16.2. the fact that the debt is due and payable;

16.3. the rate of interest payable;

16.4. the date from which the interest is calculated; and

16.5. any other matter relating to the Mortgagor’s indebtness secured by this bond.”

[17] The applicant contends that the certificate of balance is not a requirement to proof the indebtness of the respondent. However, in terms of the covering mortgage bond, that is a contractual requirement and the applicant is bound by it.
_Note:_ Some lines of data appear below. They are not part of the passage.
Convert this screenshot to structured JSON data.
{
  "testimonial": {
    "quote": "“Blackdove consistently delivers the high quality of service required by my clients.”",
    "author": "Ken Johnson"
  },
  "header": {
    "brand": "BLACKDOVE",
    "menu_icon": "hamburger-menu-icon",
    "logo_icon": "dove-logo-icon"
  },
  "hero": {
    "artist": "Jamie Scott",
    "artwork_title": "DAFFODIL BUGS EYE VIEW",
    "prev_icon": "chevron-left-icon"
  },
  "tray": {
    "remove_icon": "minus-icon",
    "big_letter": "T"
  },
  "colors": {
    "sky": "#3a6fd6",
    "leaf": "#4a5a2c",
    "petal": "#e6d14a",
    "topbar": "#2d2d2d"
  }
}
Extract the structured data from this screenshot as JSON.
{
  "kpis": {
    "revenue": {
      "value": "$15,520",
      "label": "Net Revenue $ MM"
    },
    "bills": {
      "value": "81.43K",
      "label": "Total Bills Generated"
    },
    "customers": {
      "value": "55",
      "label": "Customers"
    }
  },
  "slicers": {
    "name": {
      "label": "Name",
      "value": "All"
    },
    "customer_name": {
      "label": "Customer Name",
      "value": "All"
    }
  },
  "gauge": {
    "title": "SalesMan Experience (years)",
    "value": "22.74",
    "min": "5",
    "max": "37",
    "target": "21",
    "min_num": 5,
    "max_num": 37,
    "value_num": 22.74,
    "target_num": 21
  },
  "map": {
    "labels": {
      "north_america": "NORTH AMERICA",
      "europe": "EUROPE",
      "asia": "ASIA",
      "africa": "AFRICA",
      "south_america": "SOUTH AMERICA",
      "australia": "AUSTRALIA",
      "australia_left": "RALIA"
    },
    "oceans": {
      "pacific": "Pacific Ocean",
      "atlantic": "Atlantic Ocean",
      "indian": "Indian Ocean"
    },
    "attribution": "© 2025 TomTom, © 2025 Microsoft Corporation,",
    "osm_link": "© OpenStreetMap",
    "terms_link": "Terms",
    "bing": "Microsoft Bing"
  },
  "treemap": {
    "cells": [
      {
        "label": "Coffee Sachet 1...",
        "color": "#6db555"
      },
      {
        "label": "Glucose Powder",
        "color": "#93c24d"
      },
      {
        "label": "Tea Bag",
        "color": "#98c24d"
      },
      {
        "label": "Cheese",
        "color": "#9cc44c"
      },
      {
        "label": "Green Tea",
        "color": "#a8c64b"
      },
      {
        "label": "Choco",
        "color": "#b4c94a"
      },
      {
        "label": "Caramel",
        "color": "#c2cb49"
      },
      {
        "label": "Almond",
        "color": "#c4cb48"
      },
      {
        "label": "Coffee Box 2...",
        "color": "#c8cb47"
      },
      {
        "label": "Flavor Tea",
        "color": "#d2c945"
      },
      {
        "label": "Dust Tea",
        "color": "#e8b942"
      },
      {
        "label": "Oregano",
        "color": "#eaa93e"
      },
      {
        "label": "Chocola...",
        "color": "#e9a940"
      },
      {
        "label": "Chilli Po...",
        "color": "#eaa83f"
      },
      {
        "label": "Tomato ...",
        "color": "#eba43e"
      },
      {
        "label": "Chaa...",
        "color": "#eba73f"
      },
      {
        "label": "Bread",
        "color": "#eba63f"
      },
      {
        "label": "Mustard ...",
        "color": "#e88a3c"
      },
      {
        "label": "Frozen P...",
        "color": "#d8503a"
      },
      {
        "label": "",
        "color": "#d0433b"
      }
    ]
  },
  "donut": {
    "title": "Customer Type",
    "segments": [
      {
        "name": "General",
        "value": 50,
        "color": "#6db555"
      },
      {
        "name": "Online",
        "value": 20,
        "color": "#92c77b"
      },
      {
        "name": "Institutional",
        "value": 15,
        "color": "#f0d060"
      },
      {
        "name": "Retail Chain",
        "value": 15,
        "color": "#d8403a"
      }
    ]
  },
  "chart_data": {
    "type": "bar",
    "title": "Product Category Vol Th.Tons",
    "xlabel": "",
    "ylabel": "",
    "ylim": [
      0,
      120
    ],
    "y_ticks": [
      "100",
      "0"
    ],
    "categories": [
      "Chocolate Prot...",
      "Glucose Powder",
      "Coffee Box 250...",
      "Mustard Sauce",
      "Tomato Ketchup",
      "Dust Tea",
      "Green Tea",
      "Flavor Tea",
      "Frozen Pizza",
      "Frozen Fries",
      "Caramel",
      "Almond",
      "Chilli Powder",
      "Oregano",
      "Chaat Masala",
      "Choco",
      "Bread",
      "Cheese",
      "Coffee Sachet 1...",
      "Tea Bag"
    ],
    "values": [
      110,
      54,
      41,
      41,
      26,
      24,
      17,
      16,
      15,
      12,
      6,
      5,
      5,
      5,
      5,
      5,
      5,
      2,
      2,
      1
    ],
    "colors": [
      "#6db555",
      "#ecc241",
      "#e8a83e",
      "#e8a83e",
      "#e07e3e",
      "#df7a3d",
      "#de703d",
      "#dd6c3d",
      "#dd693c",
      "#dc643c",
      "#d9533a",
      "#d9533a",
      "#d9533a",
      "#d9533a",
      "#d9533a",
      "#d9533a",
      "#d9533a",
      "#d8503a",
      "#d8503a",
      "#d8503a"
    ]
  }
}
[18] The question is not whether the respondent is indebted to the applicant or not, but whether the respondent’s disputed amount is bona fide and reasonable. In my view, since the respondent has been making payments, even though not regular, they acted bona fide and were also reasonable is disputing the arrears claimed by applicant as it did not reflect the payments they have made. There are two conflicting versions which cannot be resolved on the affidavits. There was no submission that should I find that there is a dispute of fact, I should refer the matter for hearing of oral evidence.
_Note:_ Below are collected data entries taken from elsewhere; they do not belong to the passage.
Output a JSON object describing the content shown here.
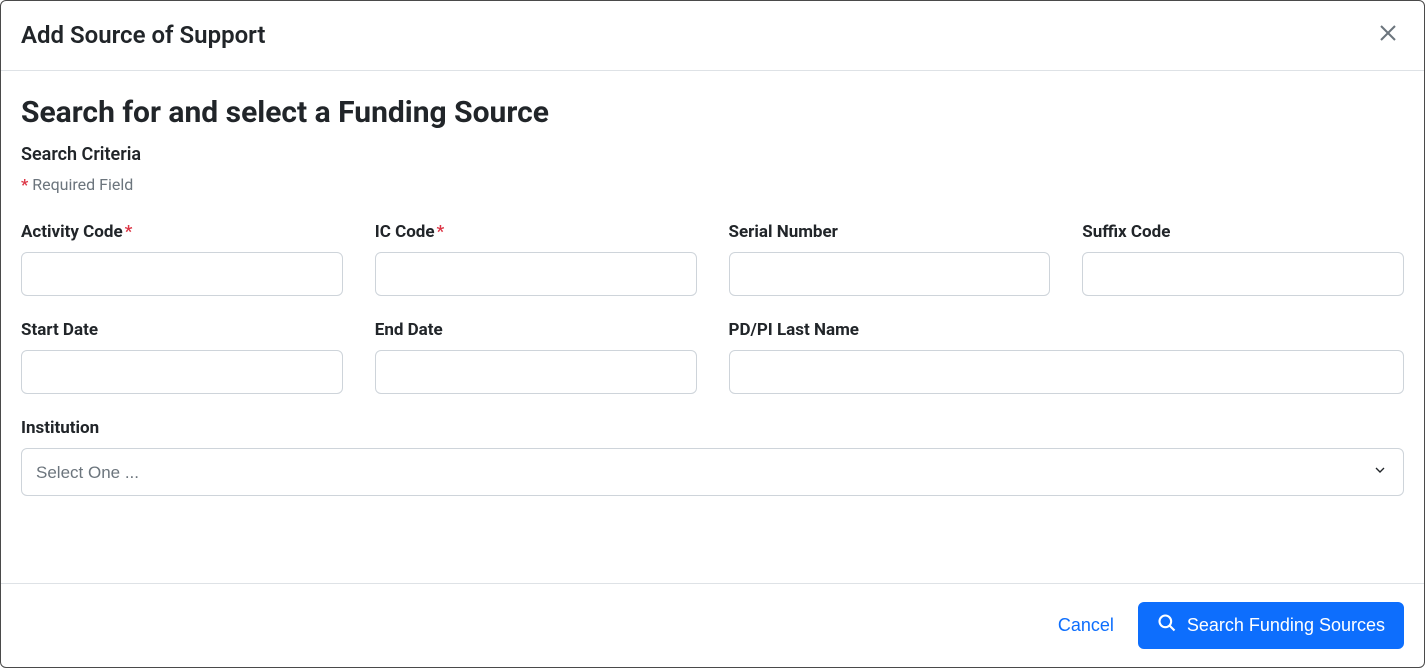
{
  "modal": {
    "title": "Add Source of Support"
  },
  "body": {
    "heading": "Search for and select a Funding Source",
    "subheading": "Search Criteria",
    "required_note": "Required Field"
  },
  "fields": {
    "activity_code": {
      "label": "Activity Code",
      "value": "",
      "required": true
    },
    "ic_code": {
      "label": "IC Code",
      "value": "",
      "required": true
    },
    "serial_number": {
      "label": "Serial Number",
      "value": ""
    },
    "suffix_code": {
      "label": "Suffix Code",
      "value": ""
    },
    "start_date": {
      "label": "Start Date",
      "value": ""
    },
    "end_date": {
      "label": "End Date",
      "value": ""
    },
    "pdpi_last_name": {
      "label": "PD/PI Last Name",
      "value": ""
    },
    "institution": {
      "label": "Institution",
      "placeholder": "Select One ..."
    }
  },
  "footer": {
    "cancel": "Cancel",
    "search": "Search Funding Sources"
  }
}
[19] The applicant when embarking on this application should have attached the certificate of balance which on its mere production would have proved the indebtness of the respondent. Now it is not clear how much the respondent is owing if ever it is owing. It is not in dispute that the respondent has been attempting to update its arrears. Therefore in my view there is a genuine dispute of fact in relation to the outstanding arrears.

[20] In the result I make the following order:

1. The application is dismissed with costs.